Finding that there is substantial evidence in the record for the Board's determination, we affirm. "Mental injuries caused by work-related stress are compensable if the claimant can show [*2]that the stress that caused the injury was 'greater than that which other similarly situated workers experienced in the normal work environment' " (Matter of Young v Pentax Precision Instrument Corp., 57 AD3d 1323, 1324 [2008], quoting Matter of Spencer v Time Warner Cable, 278 AD2d 622, 623 [2000], lv denied 96 NY2d 706 [2001]; see Matter of Brittain v New York State Ins. Dept., 107 AD3d 1340 [2013]; Matter of Coleman v Schenectady County Dept. of Social Servs., 80 AD3d 837, 838 [2011]). Here, it is undisputed that the employer neither took nor threatened to take any disciplinary action against claimant as a result of her job performance or the concerns that she raised. Claimant testified, however, that the employer informed her that she should not be concerned about the immigration status of the individuals who sought credentials and directed her to issue those credentials as long as they had the required proof of identification.[FN*] As a result, claimant alleged that she feared that she could possibly face criminal prosecution if she performed her job responsibilities as directed by the employer.
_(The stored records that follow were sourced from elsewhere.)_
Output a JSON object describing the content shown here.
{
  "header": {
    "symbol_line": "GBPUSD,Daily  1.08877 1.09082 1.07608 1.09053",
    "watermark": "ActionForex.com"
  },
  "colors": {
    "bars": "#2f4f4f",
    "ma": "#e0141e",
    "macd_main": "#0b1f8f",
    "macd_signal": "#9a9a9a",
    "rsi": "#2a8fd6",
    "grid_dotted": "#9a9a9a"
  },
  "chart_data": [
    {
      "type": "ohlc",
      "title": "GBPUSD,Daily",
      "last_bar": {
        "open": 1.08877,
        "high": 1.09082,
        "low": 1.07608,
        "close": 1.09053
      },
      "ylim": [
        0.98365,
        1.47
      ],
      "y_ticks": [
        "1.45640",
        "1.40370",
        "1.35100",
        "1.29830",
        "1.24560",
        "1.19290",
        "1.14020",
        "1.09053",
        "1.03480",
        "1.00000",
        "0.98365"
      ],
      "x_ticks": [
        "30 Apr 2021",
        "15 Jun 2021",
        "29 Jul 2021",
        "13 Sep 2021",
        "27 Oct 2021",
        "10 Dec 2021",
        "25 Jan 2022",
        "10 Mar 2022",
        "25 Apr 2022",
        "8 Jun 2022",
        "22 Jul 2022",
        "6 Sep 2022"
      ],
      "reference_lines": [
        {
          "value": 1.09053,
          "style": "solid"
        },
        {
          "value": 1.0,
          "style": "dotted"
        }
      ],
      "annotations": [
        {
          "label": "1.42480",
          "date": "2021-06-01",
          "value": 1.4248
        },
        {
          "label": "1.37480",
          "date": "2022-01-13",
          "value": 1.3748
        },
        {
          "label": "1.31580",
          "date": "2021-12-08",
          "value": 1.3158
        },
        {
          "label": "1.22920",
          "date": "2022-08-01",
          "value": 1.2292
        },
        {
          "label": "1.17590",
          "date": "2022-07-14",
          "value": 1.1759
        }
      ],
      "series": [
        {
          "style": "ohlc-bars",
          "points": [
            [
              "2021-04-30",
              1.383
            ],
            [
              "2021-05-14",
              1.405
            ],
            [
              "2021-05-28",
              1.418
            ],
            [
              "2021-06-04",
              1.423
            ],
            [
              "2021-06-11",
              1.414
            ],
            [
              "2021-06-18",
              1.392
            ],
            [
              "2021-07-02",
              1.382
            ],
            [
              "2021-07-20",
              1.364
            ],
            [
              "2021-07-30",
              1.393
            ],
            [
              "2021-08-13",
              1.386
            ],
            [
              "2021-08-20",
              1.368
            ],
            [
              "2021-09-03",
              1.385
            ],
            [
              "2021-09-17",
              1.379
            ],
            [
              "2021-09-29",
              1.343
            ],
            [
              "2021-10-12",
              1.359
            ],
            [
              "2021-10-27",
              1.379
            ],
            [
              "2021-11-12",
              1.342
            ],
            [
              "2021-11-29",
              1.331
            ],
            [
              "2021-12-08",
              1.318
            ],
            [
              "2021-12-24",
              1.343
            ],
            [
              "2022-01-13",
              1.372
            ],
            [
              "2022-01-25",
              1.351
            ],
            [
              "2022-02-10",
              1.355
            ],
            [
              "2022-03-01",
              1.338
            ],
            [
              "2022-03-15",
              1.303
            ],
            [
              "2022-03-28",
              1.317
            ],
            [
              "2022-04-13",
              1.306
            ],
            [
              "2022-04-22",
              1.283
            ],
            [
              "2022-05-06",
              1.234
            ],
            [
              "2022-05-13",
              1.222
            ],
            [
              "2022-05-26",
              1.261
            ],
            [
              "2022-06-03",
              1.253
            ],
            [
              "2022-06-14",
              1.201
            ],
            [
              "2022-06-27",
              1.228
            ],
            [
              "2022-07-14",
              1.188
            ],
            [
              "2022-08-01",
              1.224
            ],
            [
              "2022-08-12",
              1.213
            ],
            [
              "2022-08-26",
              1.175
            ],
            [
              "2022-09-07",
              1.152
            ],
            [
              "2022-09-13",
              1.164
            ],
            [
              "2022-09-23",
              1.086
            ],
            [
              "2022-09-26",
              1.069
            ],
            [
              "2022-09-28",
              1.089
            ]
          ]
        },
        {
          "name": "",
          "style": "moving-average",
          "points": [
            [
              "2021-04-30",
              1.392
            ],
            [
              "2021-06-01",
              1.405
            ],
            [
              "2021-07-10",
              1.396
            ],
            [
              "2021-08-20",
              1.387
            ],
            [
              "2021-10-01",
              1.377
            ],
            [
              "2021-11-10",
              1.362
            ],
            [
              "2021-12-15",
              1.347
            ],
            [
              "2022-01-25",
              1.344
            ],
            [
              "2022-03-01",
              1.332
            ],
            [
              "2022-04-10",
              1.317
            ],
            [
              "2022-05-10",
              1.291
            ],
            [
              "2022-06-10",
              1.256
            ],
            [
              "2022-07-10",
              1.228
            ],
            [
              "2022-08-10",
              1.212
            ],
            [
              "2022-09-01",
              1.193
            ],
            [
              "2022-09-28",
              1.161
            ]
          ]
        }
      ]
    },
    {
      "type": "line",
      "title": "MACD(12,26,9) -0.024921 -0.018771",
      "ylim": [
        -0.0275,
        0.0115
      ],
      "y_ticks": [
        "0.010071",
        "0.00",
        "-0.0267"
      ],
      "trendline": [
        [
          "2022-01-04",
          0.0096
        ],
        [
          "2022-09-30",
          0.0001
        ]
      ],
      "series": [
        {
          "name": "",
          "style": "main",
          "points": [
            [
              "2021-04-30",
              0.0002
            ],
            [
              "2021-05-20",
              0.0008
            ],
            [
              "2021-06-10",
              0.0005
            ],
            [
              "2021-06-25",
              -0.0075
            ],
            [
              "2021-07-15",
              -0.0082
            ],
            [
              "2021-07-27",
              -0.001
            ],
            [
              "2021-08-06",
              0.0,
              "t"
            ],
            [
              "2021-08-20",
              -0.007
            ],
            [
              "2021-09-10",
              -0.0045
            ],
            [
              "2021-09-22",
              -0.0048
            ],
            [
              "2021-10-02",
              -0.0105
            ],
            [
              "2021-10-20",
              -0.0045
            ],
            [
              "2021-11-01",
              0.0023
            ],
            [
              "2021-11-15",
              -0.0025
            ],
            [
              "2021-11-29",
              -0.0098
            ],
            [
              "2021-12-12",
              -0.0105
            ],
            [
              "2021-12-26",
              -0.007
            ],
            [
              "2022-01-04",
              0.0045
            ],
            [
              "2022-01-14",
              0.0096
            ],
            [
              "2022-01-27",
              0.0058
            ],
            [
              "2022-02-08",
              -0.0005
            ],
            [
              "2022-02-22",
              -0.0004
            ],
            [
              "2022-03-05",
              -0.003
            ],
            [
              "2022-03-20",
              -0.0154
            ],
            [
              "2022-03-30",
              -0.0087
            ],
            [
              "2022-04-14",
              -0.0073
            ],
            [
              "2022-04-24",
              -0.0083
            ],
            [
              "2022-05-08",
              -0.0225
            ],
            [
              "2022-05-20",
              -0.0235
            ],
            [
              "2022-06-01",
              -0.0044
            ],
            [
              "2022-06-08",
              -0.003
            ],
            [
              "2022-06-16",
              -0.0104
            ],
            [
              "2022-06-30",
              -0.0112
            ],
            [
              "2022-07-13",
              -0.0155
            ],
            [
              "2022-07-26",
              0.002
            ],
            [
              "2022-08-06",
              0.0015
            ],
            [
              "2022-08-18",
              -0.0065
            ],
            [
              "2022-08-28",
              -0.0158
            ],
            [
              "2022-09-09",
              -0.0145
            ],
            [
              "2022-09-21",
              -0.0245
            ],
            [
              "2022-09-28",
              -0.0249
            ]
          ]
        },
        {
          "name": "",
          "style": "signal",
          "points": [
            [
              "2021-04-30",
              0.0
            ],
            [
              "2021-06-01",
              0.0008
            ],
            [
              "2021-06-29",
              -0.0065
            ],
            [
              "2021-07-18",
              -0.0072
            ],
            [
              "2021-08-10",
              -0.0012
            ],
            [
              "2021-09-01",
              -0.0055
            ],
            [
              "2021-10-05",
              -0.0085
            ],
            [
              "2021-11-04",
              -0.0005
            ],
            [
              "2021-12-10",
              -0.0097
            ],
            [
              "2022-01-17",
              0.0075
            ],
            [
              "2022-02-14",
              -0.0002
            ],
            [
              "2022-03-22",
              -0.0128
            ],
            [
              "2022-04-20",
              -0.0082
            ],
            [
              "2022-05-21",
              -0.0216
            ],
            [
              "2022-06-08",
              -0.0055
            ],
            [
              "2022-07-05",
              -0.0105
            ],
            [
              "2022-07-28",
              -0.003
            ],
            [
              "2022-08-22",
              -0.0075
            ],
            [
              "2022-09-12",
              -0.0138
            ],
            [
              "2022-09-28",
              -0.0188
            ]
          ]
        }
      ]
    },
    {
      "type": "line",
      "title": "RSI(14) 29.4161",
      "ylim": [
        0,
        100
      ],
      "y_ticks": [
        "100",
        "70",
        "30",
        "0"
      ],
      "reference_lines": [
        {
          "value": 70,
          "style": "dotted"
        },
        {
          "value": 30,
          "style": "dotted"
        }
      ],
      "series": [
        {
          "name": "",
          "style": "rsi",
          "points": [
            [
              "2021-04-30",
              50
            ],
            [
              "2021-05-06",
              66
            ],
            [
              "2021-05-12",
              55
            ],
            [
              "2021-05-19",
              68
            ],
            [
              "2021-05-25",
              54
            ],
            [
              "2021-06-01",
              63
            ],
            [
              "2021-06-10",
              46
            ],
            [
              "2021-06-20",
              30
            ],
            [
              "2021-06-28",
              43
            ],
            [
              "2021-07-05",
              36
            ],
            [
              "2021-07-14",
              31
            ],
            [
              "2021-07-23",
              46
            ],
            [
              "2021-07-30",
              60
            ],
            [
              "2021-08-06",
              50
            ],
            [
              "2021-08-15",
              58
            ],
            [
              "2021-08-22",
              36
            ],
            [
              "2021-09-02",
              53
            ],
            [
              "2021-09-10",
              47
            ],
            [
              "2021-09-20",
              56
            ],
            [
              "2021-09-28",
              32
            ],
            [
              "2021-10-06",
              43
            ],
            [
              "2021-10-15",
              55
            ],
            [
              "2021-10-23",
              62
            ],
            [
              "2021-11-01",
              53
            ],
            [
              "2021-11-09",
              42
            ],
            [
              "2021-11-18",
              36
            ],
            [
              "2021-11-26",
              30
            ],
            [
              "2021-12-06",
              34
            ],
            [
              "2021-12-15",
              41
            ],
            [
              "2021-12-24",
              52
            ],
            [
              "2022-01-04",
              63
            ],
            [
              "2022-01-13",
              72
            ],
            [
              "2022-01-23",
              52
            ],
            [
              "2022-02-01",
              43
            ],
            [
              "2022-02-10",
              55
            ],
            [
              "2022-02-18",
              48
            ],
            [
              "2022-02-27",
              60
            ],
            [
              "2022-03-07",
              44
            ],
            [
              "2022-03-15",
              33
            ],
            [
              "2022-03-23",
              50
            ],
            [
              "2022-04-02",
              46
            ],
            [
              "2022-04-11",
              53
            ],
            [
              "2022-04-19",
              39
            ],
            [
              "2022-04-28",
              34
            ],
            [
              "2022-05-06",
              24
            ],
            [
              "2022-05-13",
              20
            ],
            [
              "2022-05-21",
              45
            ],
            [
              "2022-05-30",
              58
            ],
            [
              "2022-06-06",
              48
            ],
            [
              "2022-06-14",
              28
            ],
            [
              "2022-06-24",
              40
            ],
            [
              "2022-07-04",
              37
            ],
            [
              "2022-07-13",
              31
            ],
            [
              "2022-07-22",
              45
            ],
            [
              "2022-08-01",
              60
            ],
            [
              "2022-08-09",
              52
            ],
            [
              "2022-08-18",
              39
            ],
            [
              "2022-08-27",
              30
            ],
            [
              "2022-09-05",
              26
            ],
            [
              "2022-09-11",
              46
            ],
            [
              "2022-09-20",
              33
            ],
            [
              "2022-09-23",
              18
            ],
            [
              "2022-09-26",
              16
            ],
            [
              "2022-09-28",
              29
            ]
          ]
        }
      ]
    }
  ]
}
However, various employees testified to the contrary and stated that claimant's concerns were taken seriously and were being reviewed by the employer when claimant abruptly resigned. The Board credited such testimony and essentially concluded that claimant's stress was unjustified and self-imposed. The Board ultimately determined that claimant failed to establish that her stress was greater than that which would have been experienced by her peers. In this regard, "the Board is the arbiter of credibility determinations to which this Court will accord deference where, as here, no irrationality is evident" (Matter of Pecora v County of Westchester, 13 AD3d 916, 918 [2004]). Therefore, notwithstanding proof in the record that could support a contrary result, we find substantial evidence to support the Board's determination that claimant did not suffer a compensable injury (see Matter of Veeder v New York State Police Dept., 102 AD3d 1072, 1073 [2013], lv denied 21 NY3d 854 [2013]; Matter of Young v Pentax Precision Instrument Corp., 57 AD3d at 1324; Matter of Spencer v Time Warner Cable, 278 AD2d at 623), and we decline to disturb it.
We have considered and rejected claimant's remaining contentions.
McCarthy, Spain and Egan Jr., JJ., concur. Ordered that the decision is affirmed, without costs.